We are used to installing solar cells outdoors on roofs to harvest sunlight, but what about the light energy inside our buildings that is going to waste? Sunlight typically shines around 110,000 lux while interior lighting is usually between 100 and 500 lux. These indoor values may seem quite low, but researchers at Tor Vergata University of Rome, Colombia’s Universidad Surcolombiana, and the Fraunhofer Institute in Germany have designed a model that makes it an efficient energy source. The team says the new system of flexible perovskite solar cells possess the highest efficiency of any indoor flexible solar cells.
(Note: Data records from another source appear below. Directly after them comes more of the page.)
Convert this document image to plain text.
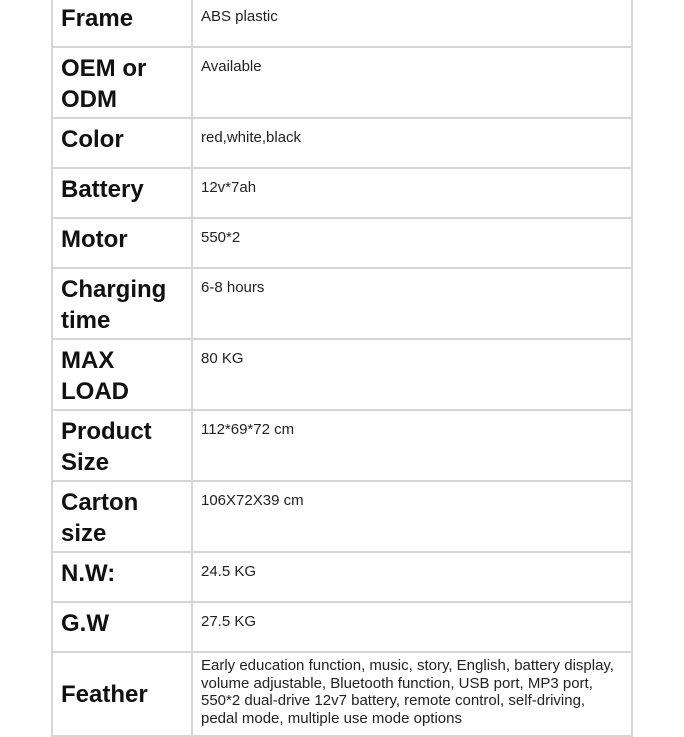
Frame	ABS plastic
OEM or ODM	Available
Color	red,white,black
Battery	12v*7ah
Motor	550*2
Charging time	6-8 hours
MAX LOAD	80 KG
Product Size	112*69*72 cm
Carton size	106X72X39 cm
N.W:	24.5 KG
G.W	27.5 KG
Feather	Early education function, music, story, English, battery display, volume adjustable, Bluetooth function, USB port, MP3 port, 550*2 dual-drive 12v7 battery, remote control, self-driving, pedal mode, multiple use mode options
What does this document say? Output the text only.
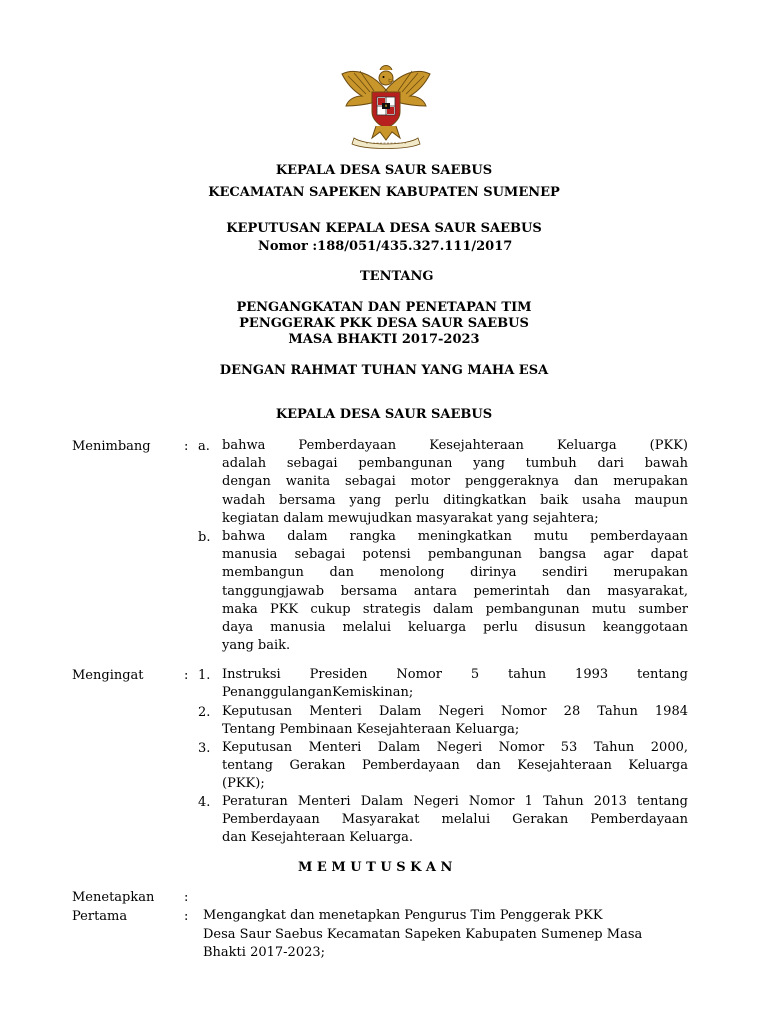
KEPALA DESA SAUR SAEBUS
KECAMATAN SAPEKEN KABUPATEN SUMENEP
KEPUTUSAN KEPALA DESA SAUR SAEBUS
Nomor :188/051/435.327.111/2017
TENTANG
PENGANGKATAN DAN PENETAPAN TIM
PENGGERAK PKK DESA SAUR SAEBUS
MASA BHAKTI 2017-2023
DENGAN RAHMAT TUHAN YANG MAHA ESA
KEPALA DESA SAUR SAEBUS
Menimbang	: a. bahwa Pemberdayaan Kesejahteraan Keluarga (PKK)
adalah sebagai pembangunan yang tumbuh dari bawah
dengan wanita sebagai motor penggeraknya dan merupakan
wadah bersama yang perlu ditingkatkan baik usaha maupun
kegiatan dalam mewujudkan masyarakat yang sejahtera;
b. bahwa dalam rangka meningkatkan mutu pemberdayaan
manusia sebagai potensi pembangunan bangsa agar dapat
membangun dan menolong dirinya sendiri merupakan
tanggungjawab bersama antara pemerintah dan masyarakat,
maka PKK cukup strategis dalam pembangunan mutu sumber
daya manusia melalui keluarga perlu disusun keanggotaan
yang baik.
Mengingat	: 1. Instruksi Presiden Nomor 5 tahun 1993 tentang
PenanggulanganKemiskinan;
2. Keputusan Menteri Dalam Negeri Nomor 28 Tahun 1984
Tentang Pembinaan Kesejahteraan Keluarga;
3. Keputusan Menteri Dalam Negeri Nomor 53 Tahun 2000,
tentang Gerakan Pemberdayaan dan Kesejahteraan Keluarga
(PKK);
4. Peraturan Menteri Dalam Negeri Nomor 1 Tahun 2013 tentang
Pemberdayaan Masyarakat melalui Gerakan Pemberdayaan
dan Kesejahteraan Keluarga.
M E M U T U S K A N
Menetapkan :
Pertama	: Mengangkat dan menetapkan Pengurus Tim Penggerak PKK
Desa Saur Saebus Kecamatan Sapeken Kabupaten Sumenep Masa
Bhakti 2017-2023;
Solar panels are usually set up on rooftops or in open lands, but the latter can be problematic if it disrupts natural habitats or takes croplands out of agricultural production. This is why many companies are working to find new areas for solar deployment such as canals, train lines, parking lots or highways. P4P Energy, a company based in Colorado in the United States, has created an innovative design to reduce the amount of racking required to support the solar panels. This has enabled the company to install several solar canopies over canals in India. The waterways stretch for thousands of kilometers to supply the country’s agricultural region and now thanks to the over-canal solar panels, they can also provide electric power to villages.
Heavy-duty vehicles such as trucks and semi-trailers are extreme polluters, emitting around 130 grams of CO2 per kilometer. They also consume a large amount of electricity produced by the alternator — another source of pollution, which is aggravated when the truck is idling. That is why Dutch start-up IM Efficiency is working on the project SolarOnTop, to empower trucks with onboard clean energy by installing solar panels on their roofs, with the hope of reducing costs and emissions.